Había una vez un kiwi pequeño y algo rudo, colgado de su rama en un rincón del huerto. Aunque su piel era áspera y su forma imperfecta, aquel kiwi sentía profundamente todo lo que ocurría a su alrededor. Observaba a diario cómo los humanos paseaban por el huerto, con sus quejas y problemas, a menudo sin notar la armonía que la naturaleza les ofrecía.

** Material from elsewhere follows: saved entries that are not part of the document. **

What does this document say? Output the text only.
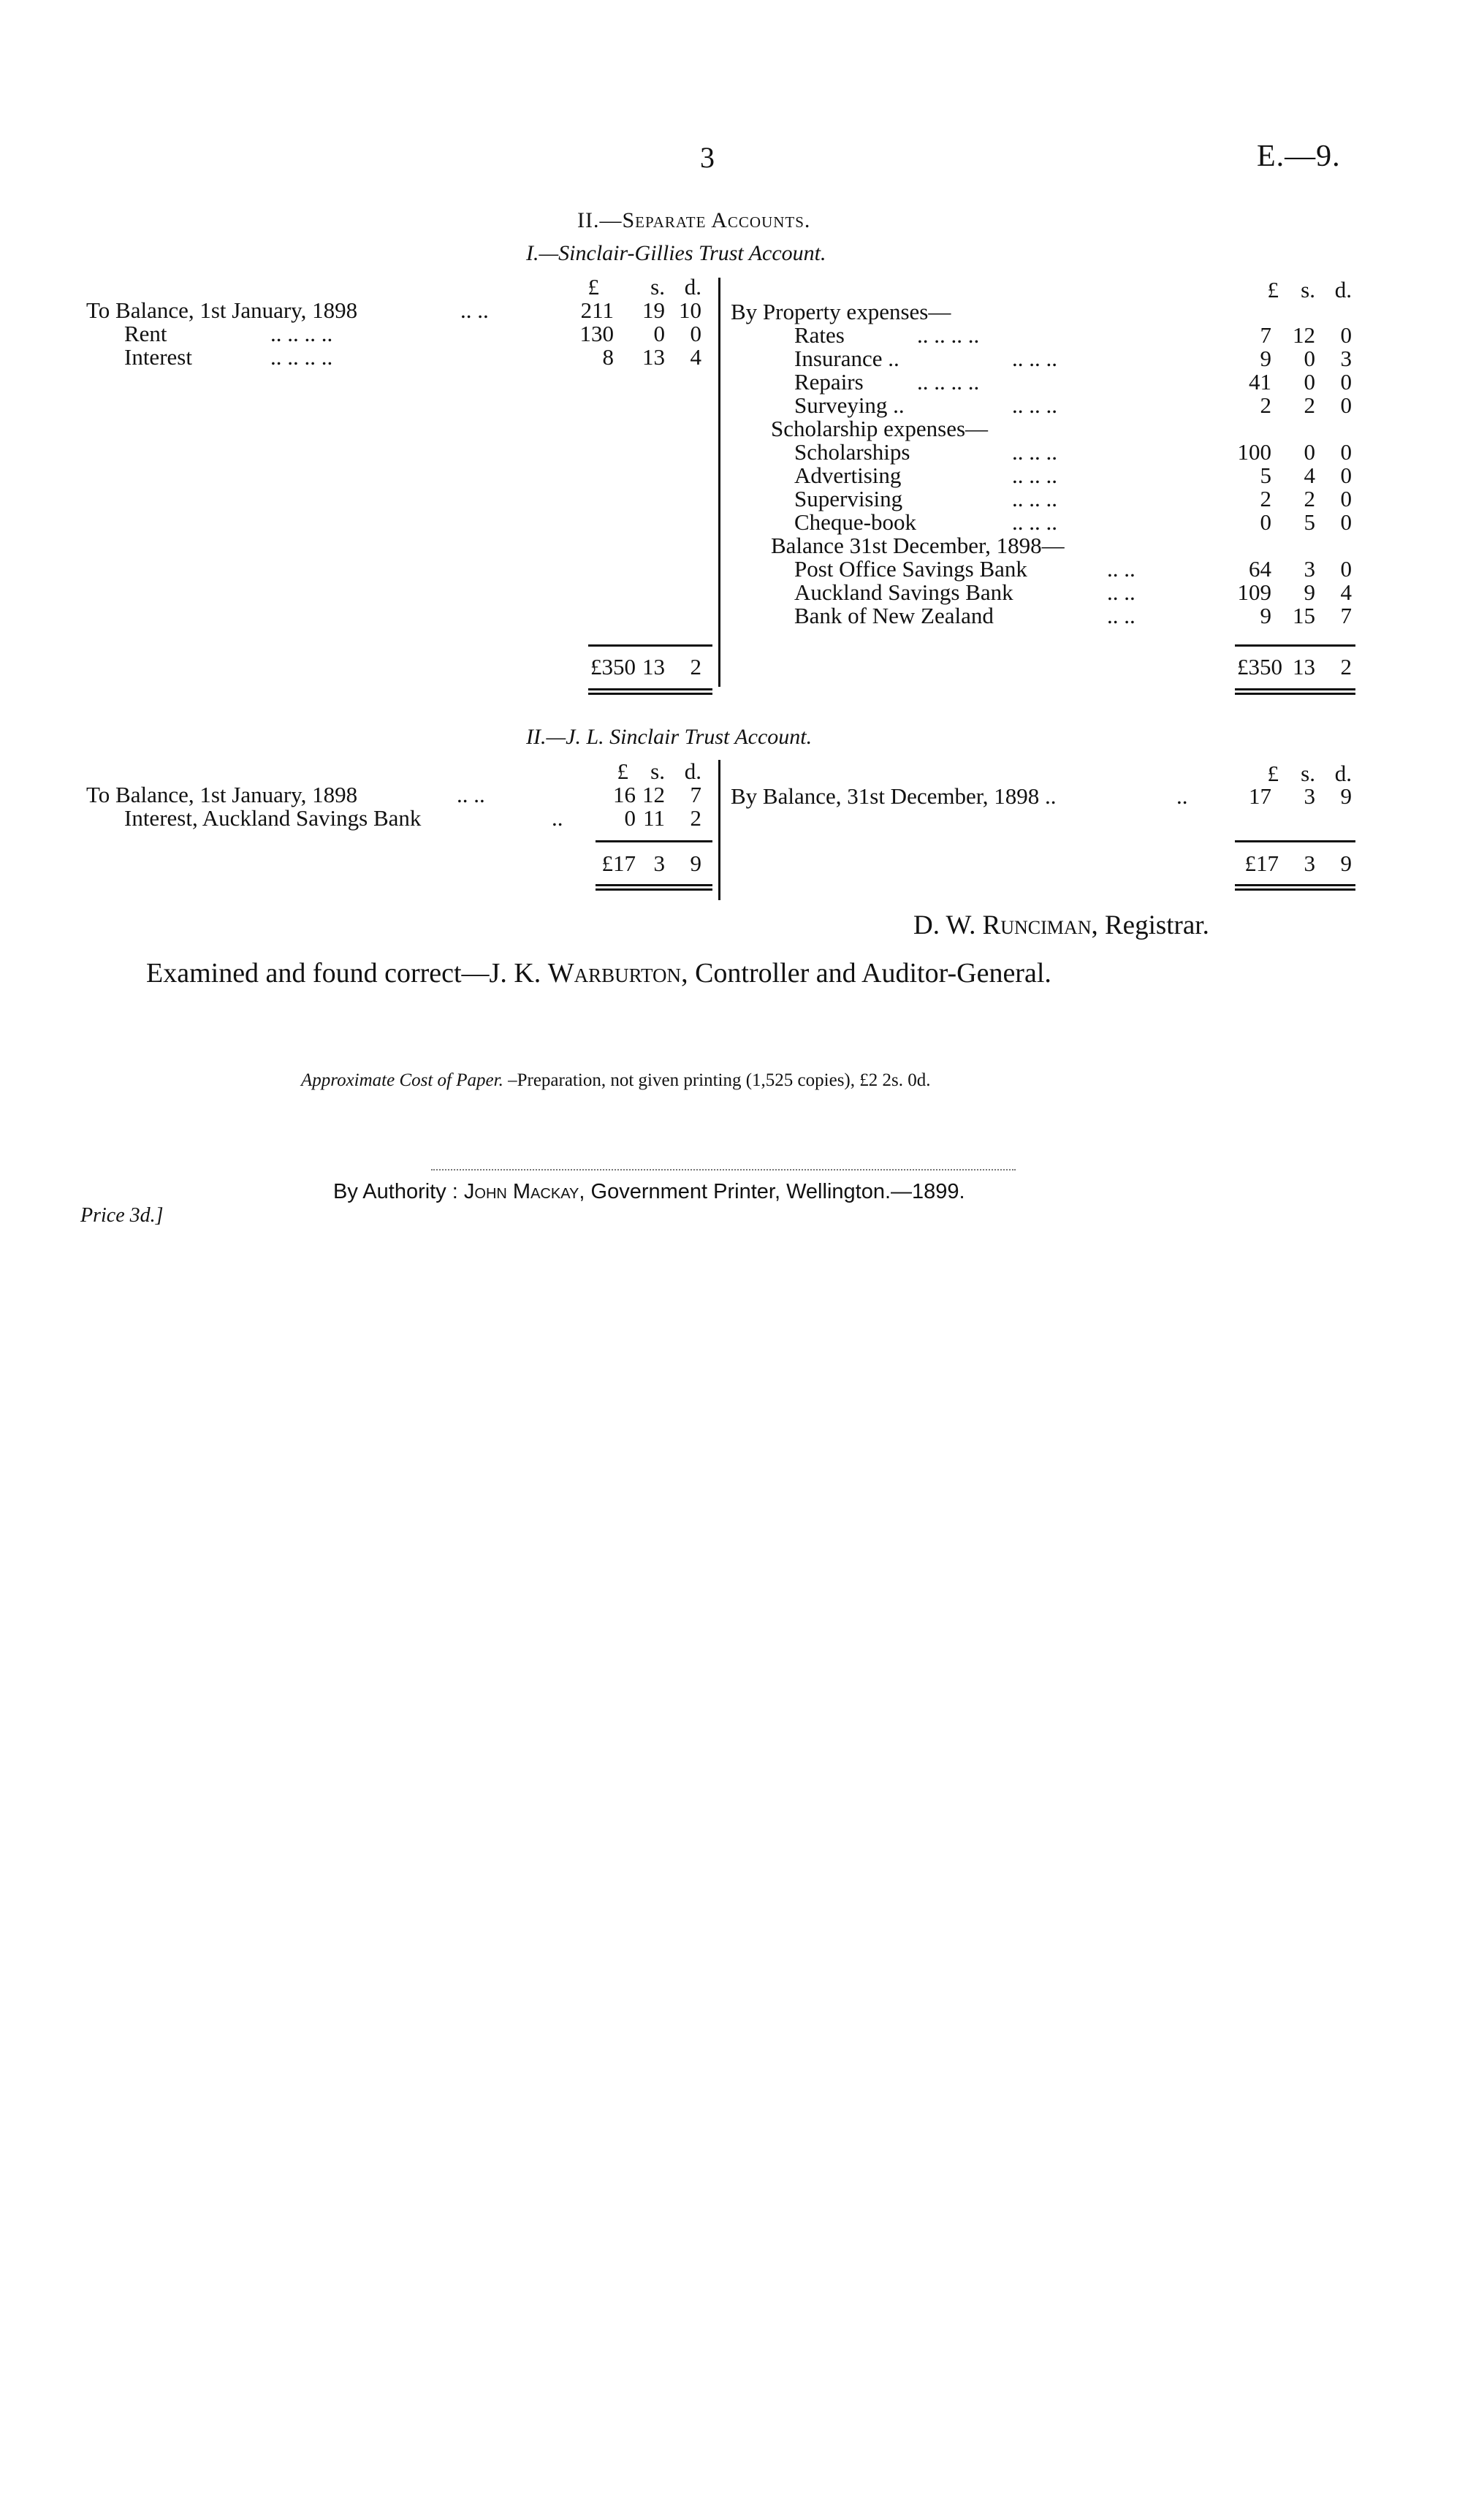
3	E.—9.
II.—Separate Accounts.
I.—Sinclair-Gillies Trust Account.
£	s. d.
To Balance, 1st January, 1898	.. ..	211 19 10
Rent	.. .. .. ..	130	0	0
Interest	.. .. .. ..	8 13	4
£350 13	2
£ s. d.
By Property expenses—
Rates	.. .. .. ..	7 12	0
Insurance ..	.. .. ..	9	0	3
Repairs .. .. .. ..	41	0	0
Surveying ..	.. .. ..	2	2	0
Scholarship expenses—
Scholarships	.. .. ..	100	0	0
Advertising	.. .. ..	5	4	0
Supervising	.. .. ..	2	2	0
Cheque-book	.. .. ..	0	5	0
Balance 31st December, 1898—
Post Office Savings Bank	.. ..	64	3	0
Auckland Savings Bank	.. ..	109	9	4
Bank of New Zealand	.. ..	9 15	7
£350 13	2
II.—J. L. Sinclair Trust Account.
£ s. d.
To Balance, 1st January, 1898	.. ..	16 12	7
Interest, Auckland Savings Bank	..	0 11	2
£17 3	9
£ s. d.
By Balance, 31st December, 1898 ..	..	17	3	9
£17	3	9
D. W. Runciman, Registrar.
Examined and found correct—J. K. Warburton, Controller and Auditor-General.
Approximate Cost of Paper. –Preparation, not given printing (1,525 copies), £2 2s. 0d.
By Authority : John Mackay, Government Printer, Wellington.—1899.
Price 3d.]
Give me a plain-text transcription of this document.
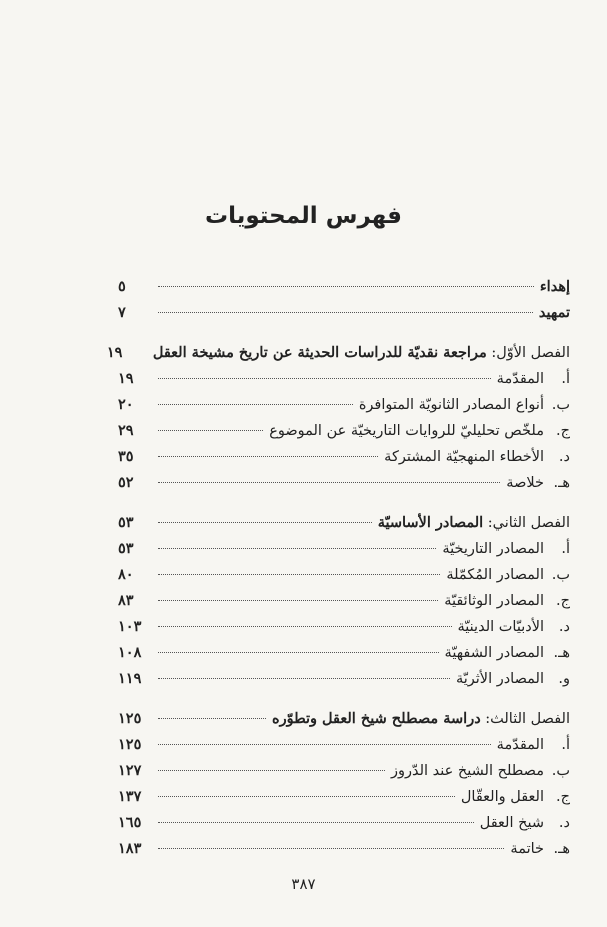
فهرس المحتويات
إهداء
٥
تمهيد
٧
الفصل الأوّل: مراجعة نقديّة للدراسات الحديثة عن تاريخ مشيخة العقل
١٩
أ.
المقدّمة
١٩
ب.
أنواع المصادر الثانويّة المتوافرة
٢٠
ج.
ملخّص تحليليّ للروايات التاريخيّة عن الموضوع
٢٩
د.
الأخطاء المنهجيّة المشتركة
٣٥
هـ.
خلاصة
٥٢
الفصل الثاني: المصادر الأساسيّة
٥٣
أ.
المصادر التاريخيّة
٥٣
ب.
المصادر المُكمّلة
٨٠
ج.
المصادر الوثائقيّة
٨٣
د.
الأدبيّات الدينيّة
١٠٣
هـ.
المصادر الشفهيّة
١٠٨
و.
المصادر الأثريّة
١١٩
الفصل الثالث: دراسة مصطلح شيخ العقل وتطوّره
١٢٥
أ.
المقدّمة
١٢٥
ب.
مصطلح الشيخ عند الدّروز
١٢٧
ج.
العقل والعقّال
١٣٧
د.
شيخ العقل
١٦٥
هـ.
خاتمة
١٨٣
٣٨٧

Un día, mientras la brisa soplaba entre las ramas, un hombre pasó junto al kiwi. Estaba molesto porque su tornillo había perdido su sitio, y en su frustración, lanzó una queja al aire:
—¡Siempre es lo mismo! Nada se sostiene en este mundo.
El kiwi, que había escuchado demasiadas de esas quejas, pensó para sí: Si tan solo mirara a su alrededor, entendería lo que realmente importa. Entonces la brisa, cómplice de la naturaleza, le respondió al hombre llevando su sombrero lejos, hasta enredarlo en las ramas de un limonero lleno de lana.
—¡¿Qué es esto?! —protestó el hombre.
Al levantar la vista, vio algo curioso: un pequeño nido en el limonero, hecho con mechones de lana que alguien había dejado caer. Dentro, un pájaro diminuto alimentaba a sus crías con devoción. Por primera vez en mucho tiempo, el hombre dejó de quejarse. “Un simple pájaro puede hacer tanto con tan poco”, pensó.
Cerca del huerto, dos burritos sabaneros pastaban tranquilamente. Pero esa paz no duró mucho, porque un par de perros de caza, excitados por un conejo que jamás atraparían, los hicieron dar brincos nerviosos. Los burritos, irritados, se miraron con resignación.
—Esos perros nunca entienden —dijo uno.
—Son como los humanos cuando adelantan imprudentemente en la carretera —respondió el otro—, creen que todo es una carrera.
Los perros pasaron corriendo, ignorando el comentario. Pero no muy lejos, se encontraron con Sotz, un viejo búho que siempre tenía algo que enseñar. Sotz los miró desde su rama y les dijo:
—La velocidad no siempre gana la carrera. A veces, los pies más lentos llegan más lejos.
Los perros se detuvieron, algo confundidos, y Sotz los dejó con su mensaje antes de volar hacia el huerto.
De vuelta junto al kiwi, un joven se acercaba con una margarita recién abierta en la mano. Había caminado un buen rato buscando algo de claridad. Su corazón estaba revuelto porque alguien a quien quería mucho no aceptaba su ayuda.
—¿Por qué es tan difícil? Solo quiero que esté bien —le dijo al aire, esperando respuestas.
El kiwi lo escuchó y quiso hablarle, pero claro, los kiwis no pueden hablar. Entonces la margarita que llevaba el joven se soltó de su mano y cayó al suelo. La flor giró con la brisa y quedó justo frente a él. Algo en su simplicidad le hizo pensar: Quizás no se trata de empujar a los demás, sino de estar ahí cuando me necesiten.
De pronto, el joven notó el kiwi en la rama. Aunque era pequeño y duro, se mantenía firme y presente, listo para el momento en que alguien estuviera listo para recogerlo.
Esa noche, el huerto estaba en calma. Los burritos habían regresado a su rincón, Sotz dormía en su árbol y el limonero seguía sosteniendo su nido de lana. Todo parecía en paz, hasta que el kiwi, en su sabiduría silenciosa, pensó: No soy un yunque, pero sostengo lo mío. Tal vez eso sea suficiente.
Y desde entonces, cada vez que alguien pasaba por el huerto, se llevaba no solo un kiwi, sino también una lección: a veces, lo más simple tiene las raíces más profundas.